Noura est une jeune avocate iranienne qui n'a plus le droit d'exercer. Son mari, journaliste "contestaire", a dû fuir la région pour aller travailler avec son frère dans le sud de l'Iran. Noura est enceinte et ne veut plus de cette vie où elle se sent étrangère dans son propre pays. On la suivra dans des démarches pour obtenir un passeport pour elle et son mari...
"Au revoir" est un film sombre, glauque, comme la vie de Noura, prisonnière en tant que femme dans une société très inégalitaire, éloignée de son mari et enceinte en sachant que son futur bébé aura de fortes déficiences intellectuelles. Noura ne rêve plus que d'une chose : fuir ce pays qui l'emprisonne dans un statut de mineur, qui lui interdit d'exercer le métier d'avocat, dont la liberté d'expression est ignorée (son mari est recherché par la police à cause de ses écrits).
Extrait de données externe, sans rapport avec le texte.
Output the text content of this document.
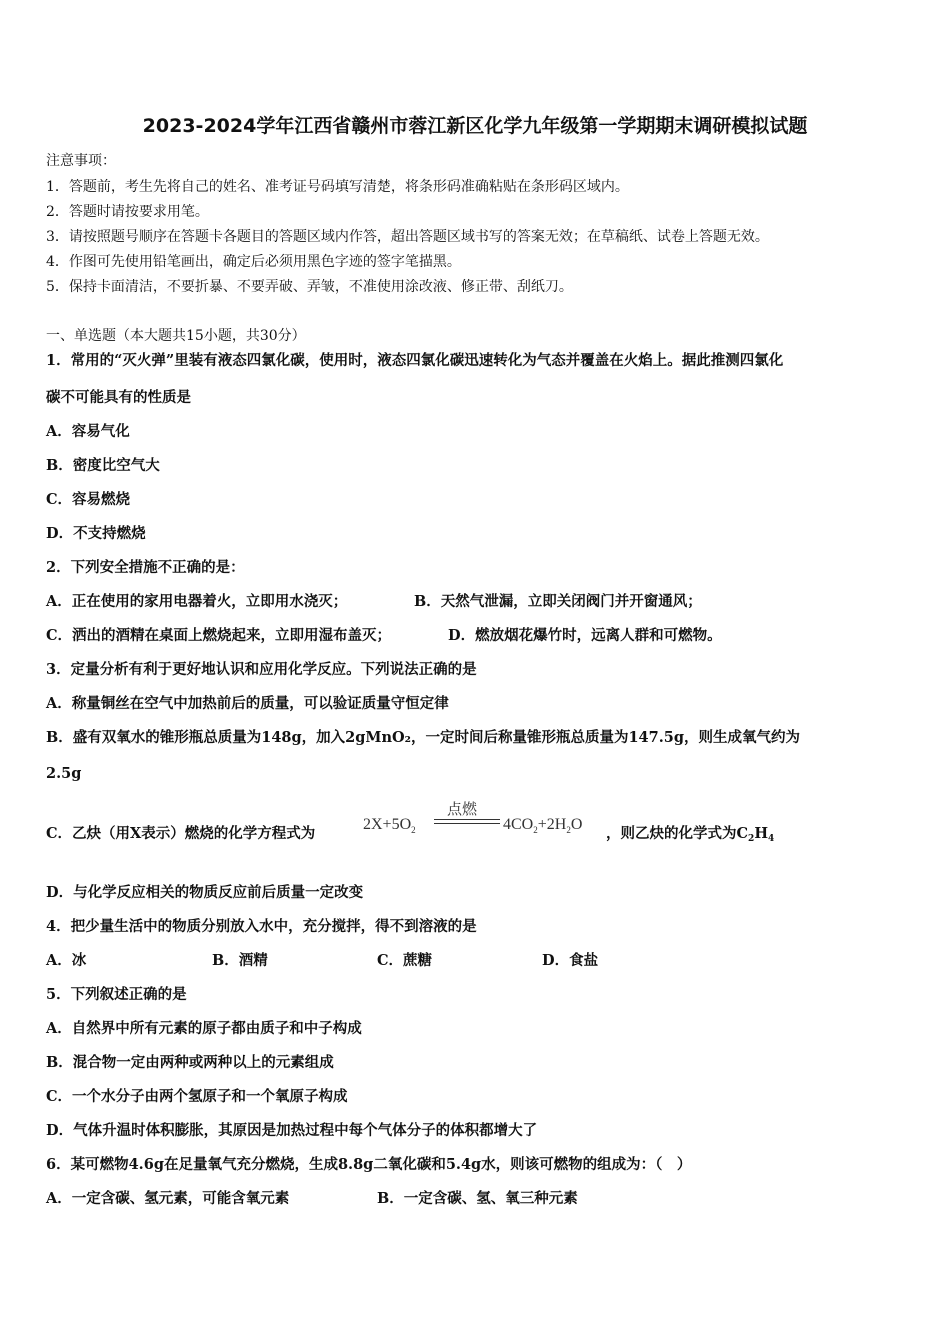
2023-2024学年江西省赣州市蓉江新区化学九年级第一学期期末调研模拟试题
注意事项：
1．答题前，考生先将自己的姓名、准考证号码填写清楚，将条形码准确粘贴在条形码区域内。
2．答题时请按要求用笔。
3．请按照题号顺序在答题卡各题目的答题区域内作答，超出答题区域书写的答案无效；在草稿纸、试卷上答题无效。
4．作图可先使用铅笔画出，确定后必须用黑色字迹的签字笔描黑。
5．保持卡面清洁，不要折暴、不要弄破、弄皱，不准使用涂改液、修正带、刮纸刀。
一、单选题（本大题共15小题，共30分）
1．常用的“灭火弹”里装有液态四氯化碳，使用时，液态四氯化碳迅速转化为气态并覆盖在火焰上。据此推测四氯化
碳不可能具有的性质是
A．容易气化
B．密度比空气大
C．容易燃烧
D．不支持燃烧
2．下列安全措施不正确的是：
A．正在使用的家用电器着火，立即用水浇灭；	B．天然气泄漏，立即关闭阀门并开窗通风；
C．洒出的酒精在桌面上燃烧起来，立即用湿布盖灭；	D．燃放烟花爆竹时，远离人群和可燃物。
3．定量分析有利于更好地认识和应用化学反应。下列说法正确的是
A．称量铜丝在空气中加热前后的质量，可以验证质量守恒定律
B．盛有双氧水的锥形瓶总质量为148g，加入2gMnO₂，一定时间后称量锥形瓶总质量为147.5g，则生成氧气约为
2.5g
C．乙炔（用X表示）燃烧的化学方程式为
$2X+5O_2$
点燃
$4CO_2+2H_2O$
，则乙炔的化学式为$C_2H_4$
D．与化学反应相关的物质反应前后质量一定改变
4．把少量生活中的物质分别放入水中，充分搅拌，得不到溶液的是
A．冰	B．酒精	C．蔗糖	D．食盐
5．下列叙述正确的是
A．自然界中所有元素的原子都由质子和中子构成
B．混合物一定由两种或两种以上的元素组成
C．一个水分子由两个氢原子和一个氧原子构成
D．气体升温时体积膨胀，其原因是加热过程中每个气体分子的体积都增大了
6．某可燃物4.6g在足量氧气充分燃烧，生成8.8g二氧化碳和5.4g水，则该可燃物的组成为：（　）
A．一定含碳、氢元素，可能含氧元素	B．一定含碳、氢、氧三种元素
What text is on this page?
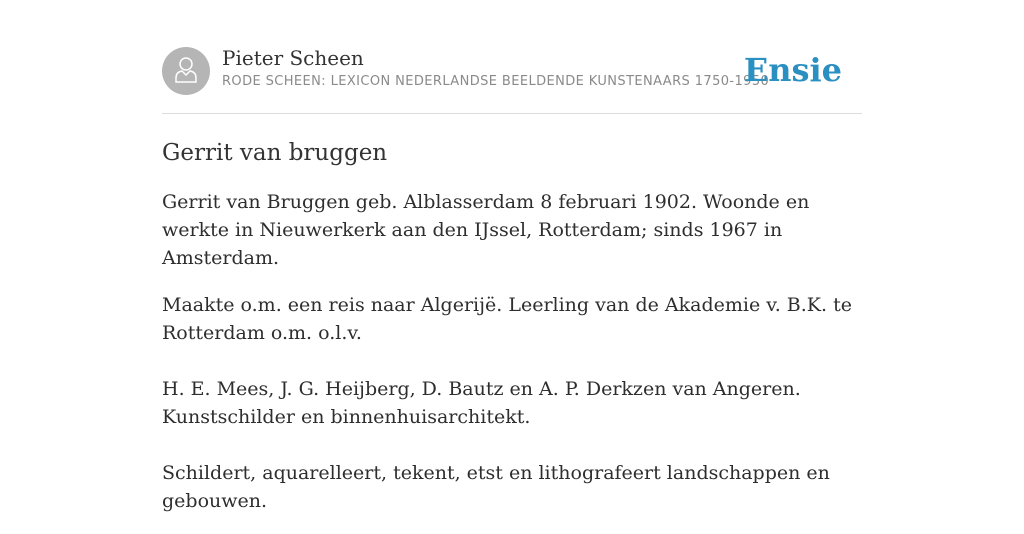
Pieter Scheen
RODE SCHEEN: LEXICON NEDERLANDSE BEELDENDE KUNSTENAARS 1750-1950
Ensie
Gerrit van bruggen

Gerrit van Bruggen geb. Alblasserdam 8 februari 1902. Woonde en werkte in Nieuwerkerk aan den IJssel, Rotterdam; sinds 1967 in Amsterdam.

Maakte o.m. een reis naar Algerijë. Leerling van de Akademie v. B.K. te Rotterdam o.m. o.l.v.

H. E. Mees, J. G. Heijberg, D. Bautz en A. P. Derkzen van Angeren. Kunstschilder en binnenhuisarchitekt.

Schildert, aquarelleert, tekent, etst en lithografeert landschappen en gebouwen.
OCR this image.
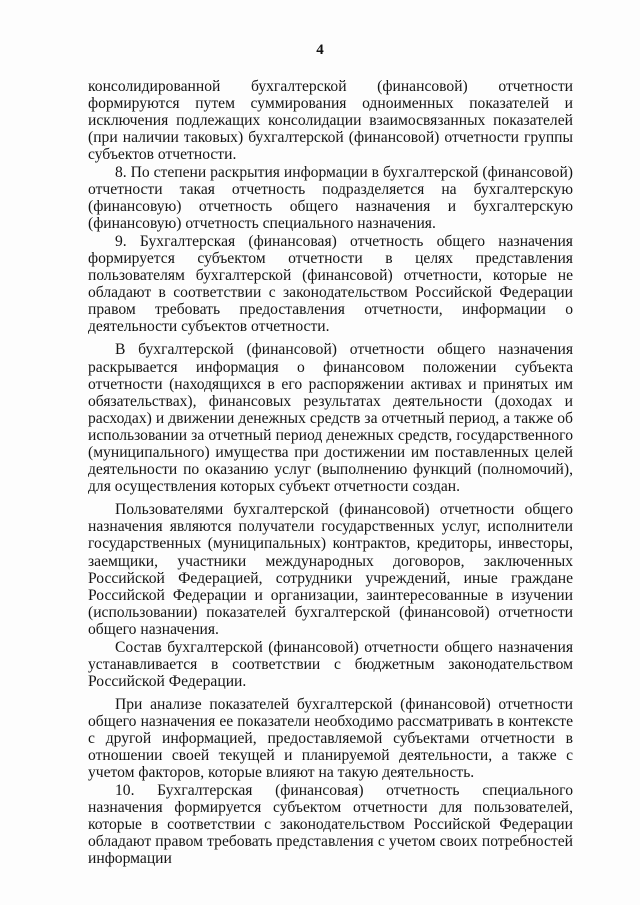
4

консолидированной бухгалтерской (финансовой) отчетности формируются путем суммирования одноименных показателей и исключения подлежащих консолидации взаимосвязанных показателей (при наличии таковых) бухгалтерской (финансовой) отчетности группы субъектов отчетности.

8. По степени раскрытия информации в бухгалтерской (финансовой) отчетности такая отчетность подразделяется на бухгалтерскую (финансовую) отчетность общего назначения и бухгалтерскую (финансовую) отчетность специального назначения.

9. Бухгалтерская (финансовая) отчетность общего назначения формируется субъектом отчетности в целях представления пользователям бухгалтерской (финансовой) отчетности, которые не обладают в соответствии с законодательством Российской Федерации правом требовать предоставления отчетности, информации о деятельности субъектов отчетности.

В бухгалтерской (финансовой) отчетности общего назначения раскрывается информация о финансовом положении субъекта отчетности (находящихся в его распоряжении активах и принятых им обязательствах), финансовых результатах деятельности (доходах и расходах) и движении денежных средств за отчетный период, а также об использовании за отчетный период денежных средств, государственного (муниципального) имущества при достижении им поставленных целей деятельности по оказанию услуг (выполнению функций (полномочий), для осуществления которых субъект отчетности создан.

Пользователями бухгалтерской (финансовой) отчетности общего назначения являются получатели государственных услуг, исполнители государственных (муниципальных) контрактов, кредиторы, инвесторы, заемщики, участники международных договоров, заключенных Российской Федерацией, сотрудники учреждений, иные граждане Российской Федерации и организации, заинтересованные в изучении (использовании) показателей бухгалтерской (финансовой) отчетности общего назначения.

Состав бухгалтерской (финансовой) отчетности общего назначения устанавливается в соответствии с бюджетным законодательством Российской Федерации.

При анализе показателей бухгалтерской (финансовой) отчетности общего назначения ее показатели необходимо рассматривать в контексте с другой информацией, предоставляемой субъектами отчетности в отношении своей текущей и планируемой деятельности, а также с учетом факторов, которые влияют на такую деятельность.

10. Бухгалтерская (финансовая) отчетность специального назначения формируется субъектом отчетности для пользователей, которые в соответствии с законодательством Российской Федерации обладают правом требовать представления с учетом своих потребностей информации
Pour mieux vivre et comprendre la détresse et l'enfermement physique et intellectuel que vit Noura, Mohammad Rasoulof met en parallèle une tortue d'eau enfermée dans un petit aquarium. Un jour, Noura remarque que le bocal fuit. En-dessous de l'aquarium elle y met un plateau pour que l'eau ne s'écoule pas. Chaque jour, elle remet le nécessaire d'eau manquant. Jusqu'au jour où elle décide d'enlever le bocal, de laisser le plateau et d'y mettre tout au tour du papier. La tortue était prisonnière dans un aquarium puis sur le plateau. Noura manque également cruellement de liberté. Une vie oppressante qui nous l'est soulignée par un film sombre, lent, sans musique, avec des plans fixes. Suicide-toi ou prend une cure de rigolade !
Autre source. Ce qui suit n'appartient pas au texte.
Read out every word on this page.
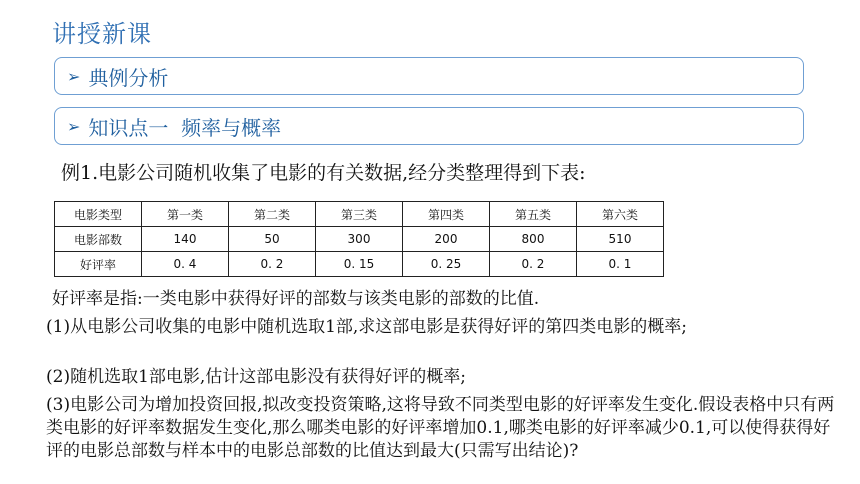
讲授新课
➢ 典例分析
➢ 知识点一  频率与概率
例1.电影公司随机收集了电影的有关数据,经分类整理得到下表:
电影类型	第一类	第二类	第三类	第四类	第五类	第六类
电影部数	140	50	300	200	800	510
好评率	0. 4	0. 2	0. 15	0. 25	0. 2	0. 1
好评率是指:一类电影中获得好评的部数与该类电影的部数的比值.
(1)从电影公司收集的电影中随机选取1部,求这部电影是获得好评的第四类电影的概率;
(2)随机选取1部电影,估计这部电影没有获得好评的概率;
(3)电影公司为增加投资回报,拟改变投资策略,这将导致不同类型电影的好评率发生变化.假设表格中只有两类电影的好评率数据发生变化,那么哪类电影的好评率增加0.1,哪类电影的好评率减少0.1,可以使得获得好评的电影总部数与样本中的电影总部数的比值达到最大(只需写出结论)?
Le réalisateur Mohammad Rasoulof a les mêmes problèmes de justice que Jafar Panahi : interdiction de filmer, d'exercer son métier, de quitter le territoire. En Iran, la liberté d'expression n'existe pas et la censure est omniprésente. Le film dénonce pelle mêle les inégalités homme/femme, la liberté d'expression bafouée, la censure, la corruption (toujours un billet par-ci, par-là pour faire accélérer les demandes ou tout simplement pour que l'on s'occupe de sa requête). Avec tout ça, vous comprendrez aisément pourquoi le film est triste et en même temps dur car l'espoir n'existe pas ou si peu.
Mohammad Rasoulof signe un bon film qui me fait encore froid dans le dos en rédigeant cette petit chronique. Encore un film iranien de qualité, ce qui me parait toujours incroyable vu les problèmes de censure, le peu de moyen mis à disposition. Les cinéastes iranien-ne-s ne baissent pas les bras, merci à vous.
Avec Leyla Zareh, Hassan Pourchirazi, Benhame Tashakor, Sima Tirandaz, Roya Teymorian, Fereshteh Sadreorafai, etc.